Rede zur Zukunftsoffensive Gründerkultur

Sehr geehrter Herr Präsident! Liebe Kolleginnen und Kollegen! Meine sehr verehrten Damen und Herren! Als Unionsfraktion begrüßen wir grundsätzlich jede Initiative und insofern auch den vorliegenden Antrag der FDP –

(Beifall bei der FDP)

– ja, wir begrüßen Ihren Antrag –, insoweit er darauf ausgerichtet ist, die Maximen unserer sozialen Marktwirtschaft zu unterstützen.

Dazu erstens.
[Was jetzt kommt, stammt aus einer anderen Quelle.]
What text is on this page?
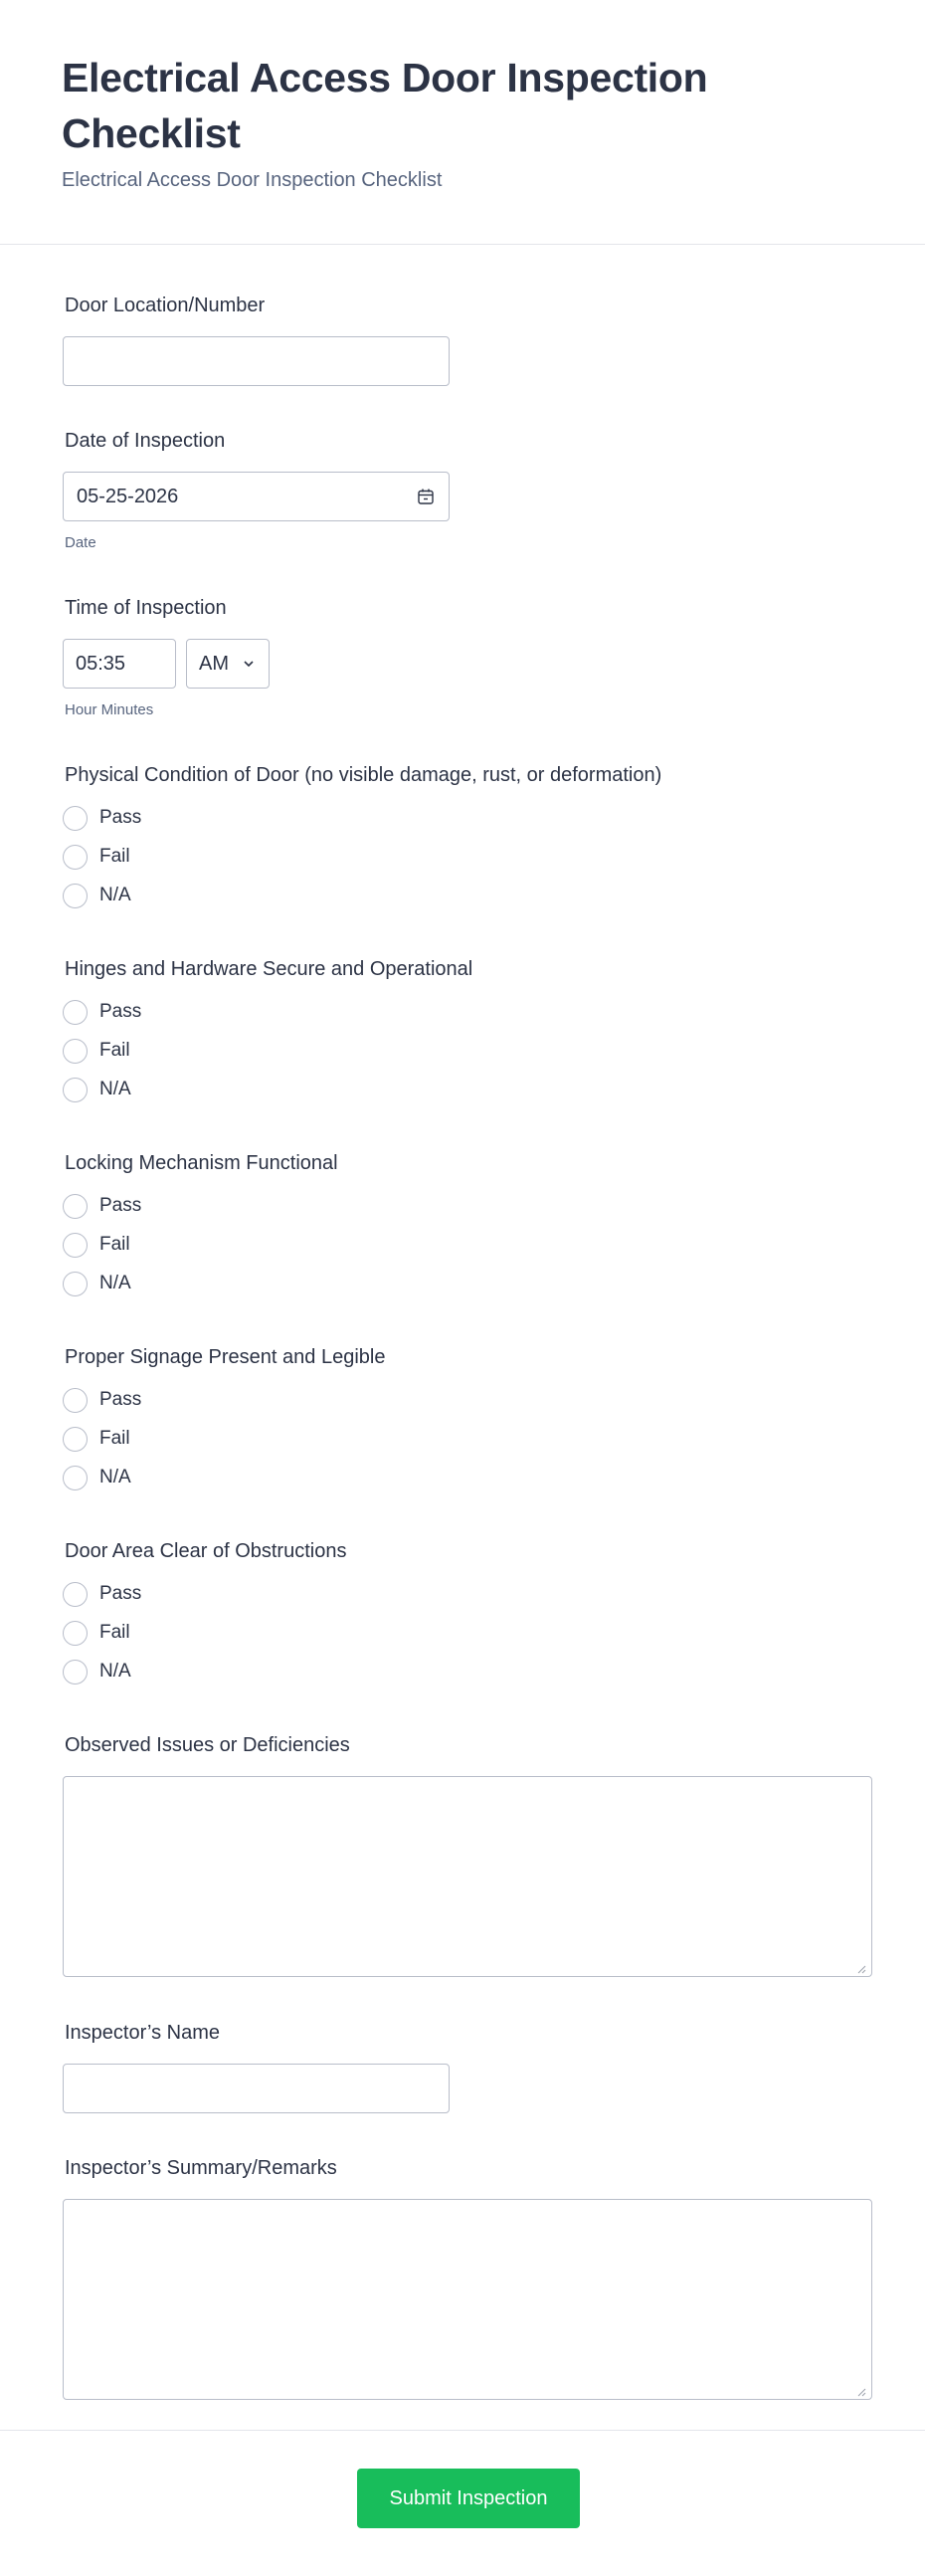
Electrical Access Door Inspection Checklist
Electrical Access Door Inspection Checklist
Door Location/Number
Date of Inspection
05-25-2026
Date
Time of Inspection
05:35	AM
Hour Minutes
Physical Condition of Door (no visible damage, rust, or deformation)
Pass
Fail
N/A
Hinges and Hardware Secure and Operational
Pass
Fail
N/A
Locking Mechanism Functional
Pass
Fail
N/A
Proper Signage Present and Legible
Pass
Fail
N/A
Door Area Clear of Obstructions
Pass
Fail
N/A
Observed Issues or Deficiencies
Inspector’s Name
Inspector’s Summary/Remarks
Submit Inspection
Jawohl, wir sind davon überzeugt, dass für die Entwicklung der Wirtschaft und des Wohlstands in unserem Land erfolgreiche Unternehmen wichtig sind. Und ja, wir sind davon überzeugt, dass wir Innovationsfähigkeit und Innovationsbereitschaft benötigen, um auch zukünftig wettbewerbsfähig zu sein.

Meine Damen und Herren, wir sind auf einem guten Weg. In einer aktuellen Studie des Weltwirtschaftsforums hat die Bundesrepublik Deutschland im Hinblick auf die volkswirtschaftliche Stabilität Platz drei belegt

(Bettina Stark-Watzinger [FDP]: Stabilität, aber nicht Innovation!)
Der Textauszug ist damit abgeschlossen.